Summary
After years of economic recession and migrant inflows, the European Union is faced with a crisis of values and institutional identity. This crisis has manifested in part in the emergence of various Eurosceptic movements supporting alternative visions of the powers and role the EU should have. The growing divide is epitomized by two recent events: Viktor Orbán’s reelection as prime minister of Hungary and the pro-EU speech delivered by France’s President Emmanuel Macron, who declared that Europe is now descending into a “civil war” over its core values. Macron’s “war” pits the countries that initiated the European integration project almost 70 years ago (France and Germany) against the Visegrád Group (or V4), which includes Poland, Hungary, the Czech Republic, and Slovakia. It goes far beyond the electoral arenas of domestic politics; this is a political wedge that could have a decisive impact on the future of the European Union.
Background
Disagreements over the nature of European integration are often accompanied by divergent geopolitical visions, which can be explained by the different historical experiences of opposing sides in the “civil war.” The pro-EU field is formed by countries that were founded through a (difficult) process of territorial unification and concentration of power in the hands of a central state.
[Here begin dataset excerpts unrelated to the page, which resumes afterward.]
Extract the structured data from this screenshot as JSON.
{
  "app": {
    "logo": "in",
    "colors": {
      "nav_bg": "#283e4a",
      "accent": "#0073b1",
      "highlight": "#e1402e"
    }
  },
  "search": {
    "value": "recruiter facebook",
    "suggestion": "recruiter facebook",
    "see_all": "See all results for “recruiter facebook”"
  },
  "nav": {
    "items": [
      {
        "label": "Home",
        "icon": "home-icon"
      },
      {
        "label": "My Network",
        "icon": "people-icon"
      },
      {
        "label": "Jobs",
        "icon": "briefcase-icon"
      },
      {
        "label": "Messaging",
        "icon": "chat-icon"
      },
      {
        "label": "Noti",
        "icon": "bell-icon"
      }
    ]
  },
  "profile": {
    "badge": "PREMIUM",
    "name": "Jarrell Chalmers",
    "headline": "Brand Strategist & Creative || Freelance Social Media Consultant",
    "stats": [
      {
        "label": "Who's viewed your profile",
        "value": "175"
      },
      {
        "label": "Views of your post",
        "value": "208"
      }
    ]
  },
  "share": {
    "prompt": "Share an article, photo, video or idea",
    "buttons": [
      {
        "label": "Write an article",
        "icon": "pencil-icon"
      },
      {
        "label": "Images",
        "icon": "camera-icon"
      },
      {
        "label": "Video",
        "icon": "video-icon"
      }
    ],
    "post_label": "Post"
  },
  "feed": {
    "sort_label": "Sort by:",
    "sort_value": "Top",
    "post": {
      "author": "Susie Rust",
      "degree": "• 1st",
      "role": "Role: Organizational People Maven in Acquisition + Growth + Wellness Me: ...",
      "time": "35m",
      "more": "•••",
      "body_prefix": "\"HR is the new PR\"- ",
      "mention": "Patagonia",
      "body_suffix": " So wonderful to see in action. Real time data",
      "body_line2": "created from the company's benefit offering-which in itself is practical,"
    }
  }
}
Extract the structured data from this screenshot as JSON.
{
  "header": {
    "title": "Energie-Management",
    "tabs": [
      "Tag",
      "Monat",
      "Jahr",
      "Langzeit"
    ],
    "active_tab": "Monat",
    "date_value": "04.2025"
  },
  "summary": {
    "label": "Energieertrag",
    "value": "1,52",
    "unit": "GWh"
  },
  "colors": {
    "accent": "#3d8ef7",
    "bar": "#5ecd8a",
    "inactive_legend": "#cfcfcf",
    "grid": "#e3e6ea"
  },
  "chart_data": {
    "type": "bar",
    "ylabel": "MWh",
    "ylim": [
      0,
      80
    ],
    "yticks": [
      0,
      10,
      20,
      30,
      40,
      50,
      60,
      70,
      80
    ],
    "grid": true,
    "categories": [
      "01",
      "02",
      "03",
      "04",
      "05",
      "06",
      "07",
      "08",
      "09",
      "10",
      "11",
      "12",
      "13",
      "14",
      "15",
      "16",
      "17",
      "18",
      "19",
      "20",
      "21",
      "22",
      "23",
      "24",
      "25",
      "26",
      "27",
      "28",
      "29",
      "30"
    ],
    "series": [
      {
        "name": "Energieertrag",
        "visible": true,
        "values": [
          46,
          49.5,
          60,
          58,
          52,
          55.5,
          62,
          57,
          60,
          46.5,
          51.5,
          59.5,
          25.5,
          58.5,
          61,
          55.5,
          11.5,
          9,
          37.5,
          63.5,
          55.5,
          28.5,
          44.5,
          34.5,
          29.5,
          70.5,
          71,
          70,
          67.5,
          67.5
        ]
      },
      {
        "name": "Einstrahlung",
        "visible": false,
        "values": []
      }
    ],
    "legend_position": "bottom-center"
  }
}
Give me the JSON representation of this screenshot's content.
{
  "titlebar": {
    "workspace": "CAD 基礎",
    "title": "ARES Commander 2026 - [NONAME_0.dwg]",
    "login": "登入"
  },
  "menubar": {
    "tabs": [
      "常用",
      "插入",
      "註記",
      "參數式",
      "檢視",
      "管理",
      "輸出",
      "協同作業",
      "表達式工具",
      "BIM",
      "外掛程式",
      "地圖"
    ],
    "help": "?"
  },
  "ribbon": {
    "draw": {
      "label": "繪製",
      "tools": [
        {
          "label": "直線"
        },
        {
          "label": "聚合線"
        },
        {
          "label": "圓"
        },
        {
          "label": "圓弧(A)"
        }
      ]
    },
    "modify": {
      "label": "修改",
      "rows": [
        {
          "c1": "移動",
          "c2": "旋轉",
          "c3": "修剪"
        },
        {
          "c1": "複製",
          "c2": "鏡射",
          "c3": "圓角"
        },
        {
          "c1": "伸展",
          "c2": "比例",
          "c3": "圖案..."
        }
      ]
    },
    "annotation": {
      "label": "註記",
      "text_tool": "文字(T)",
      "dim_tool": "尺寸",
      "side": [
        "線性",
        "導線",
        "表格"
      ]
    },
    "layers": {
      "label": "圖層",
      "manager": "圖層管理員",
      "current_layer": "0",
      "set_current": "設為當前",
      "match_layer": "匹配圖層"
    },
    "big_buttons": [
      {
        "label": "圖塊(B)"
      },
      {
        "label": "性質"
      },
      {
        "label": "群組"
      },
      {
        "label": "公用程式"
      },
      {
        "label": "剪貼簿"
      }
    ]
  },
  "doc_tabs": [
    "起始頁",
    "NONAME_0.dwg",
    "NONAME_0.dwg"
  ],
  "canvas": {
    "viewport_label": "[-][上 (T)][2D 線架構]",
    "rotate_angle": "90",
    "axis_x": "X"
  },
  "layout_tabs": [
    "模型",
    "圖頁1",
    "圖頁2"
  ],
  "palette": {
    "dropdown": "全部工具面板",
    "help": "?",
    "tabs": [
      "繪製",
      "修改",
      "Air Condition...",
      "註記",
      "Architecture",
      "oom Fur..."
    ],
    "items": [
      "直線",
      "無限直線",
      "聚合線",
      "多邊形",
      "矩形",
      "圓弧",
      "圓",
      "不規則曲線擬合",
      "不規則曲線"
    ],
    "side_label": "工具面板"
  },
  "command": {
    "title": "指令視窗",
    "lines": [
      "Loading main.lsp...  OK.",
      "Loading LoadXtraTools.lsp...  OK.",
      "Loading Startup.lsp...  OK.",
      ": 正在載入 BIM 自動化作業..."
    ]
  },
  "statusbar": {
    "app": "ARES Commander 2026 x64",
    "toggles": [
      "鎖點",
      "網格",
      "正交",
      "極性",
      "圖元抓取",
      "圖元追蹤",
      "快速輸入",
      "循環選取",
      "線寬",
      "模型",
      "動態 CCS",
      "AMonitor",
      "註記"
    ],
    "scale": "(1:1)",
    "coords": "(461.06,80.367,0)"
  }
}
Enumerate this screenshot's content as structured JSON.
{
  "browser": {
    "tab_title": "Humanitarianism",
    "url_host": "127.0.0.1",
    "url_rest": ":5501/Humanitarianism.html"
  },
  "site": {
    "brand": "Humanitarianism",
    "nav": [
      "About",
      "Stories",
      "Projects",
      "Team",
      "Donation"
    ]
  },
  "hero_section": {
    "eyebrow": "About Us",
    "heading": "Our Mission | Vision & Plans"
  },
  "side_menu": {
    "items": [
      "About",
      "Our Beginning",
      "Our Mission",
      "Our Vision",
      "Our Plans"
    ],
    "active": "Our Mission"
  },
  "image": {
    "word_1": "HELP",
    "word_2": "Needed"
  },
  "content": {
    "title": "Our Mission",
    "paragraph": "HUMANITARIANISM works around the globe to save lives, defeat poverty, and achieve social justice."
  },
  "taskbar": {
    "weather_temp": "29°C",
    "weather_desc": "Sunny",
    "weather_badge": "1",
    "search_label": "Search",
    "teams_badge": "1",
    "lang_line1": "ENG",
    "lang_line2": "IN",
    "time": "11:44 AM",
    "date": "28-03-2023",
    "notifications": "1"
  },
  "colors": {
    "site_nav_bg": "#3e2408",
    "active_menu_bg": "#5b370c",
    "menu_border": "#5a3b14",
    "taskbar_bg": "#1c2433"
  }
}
This is the case in France, which began as an aggregate of feuds in the Middle Ages to ultimately become a powerful unified nation-state at the dawn of the Modern Era. Likewise, Germany was initially a mosaic of polities of different natures and dimensions held together by a waning allegiance to the Holy Roman Empire; it was ultimately unified in 1871 as a nation-state. Similar paths of state-building through centralization took place in Spain, the Netherlands, Italy, and Great Britain. Without forgetting the specificities of each case, all are examples where the present-day state was created when minor polities pooled their sovereignty into a single and more powerful entity.
The historical experience of the V4 countries is markedly different, as they assumed their current shape following the dissolution of a greater supranational polity. Poland, the V4’s most important country, is a good example of this process. Initially a kingdom during most of the Middle Ages, it formed a Union with the Great Duchy of Lithuania in 1386, later to become a polity known as the Polish-Lithuanian Commonwealth in 1569. This was a vast and powerful supranational entity that also included large swathes of Belarus and Ukraine, but it gradually declined over the 18th century, and was ultimately partitioned between Prussia, Austria, and Russia from 1772-1795, after which it formally ceased to exist.
Following nearly a century of uprisings, a Polish state was reconstituted after WWI, but its life was short-lived, as in 1939 it was divided again between Nazi Germany and the Soviet Union.
Hungarian history follows a similar pattern. Once a self-ruling and large kingdom in the Middle Ages, it later declined and after its decisive defeat to the Ottomans at the Battle of Mohacs (1526), it was divided between the Holy Roman Empire and the Ottomans. Later, its history continued as a part of Austria, of which it officially became the second “head” following an 1867 reform that resulted in the creation of the Austro-Hungarian double monarchy. Hungary regained full independence once again following World War I.
Lastly, Czech also started as an independent entity in the Middle Ages (Bohemia), only to later become part of the Holy Roman Empire and then Austria. Slovakia on the other hand was constantly under the domination of its more powerful neighbors (Hungary, Poland, the Ottoman Empire, Austria). Following the dissolution of Austria-Hungary in 1918, Czech and Slovakia gained their independence in 1918 as a single state, Czechoslovakia.
After WWII, these countries all reappeared as nominally independent entities that were de facto subordinated to the Soviet Union as satellites states. When the Cold War ended in 1991, they finally recovered their independence and their leaders gathered in the castle of Visegrád, thus creating the eponymous grouping (it is interesting to note that the castle was chosen to recall the Visegrád Congress of 1335, when Polish, Hungarian, and Bohemian (Czech) rulers met to establish an anti-Habsburg coalition whose main aim was to gain easier access to Western European markets). Throughout the 1990s, the V4 states continued cooperating and ultimately joined the EU in 2004.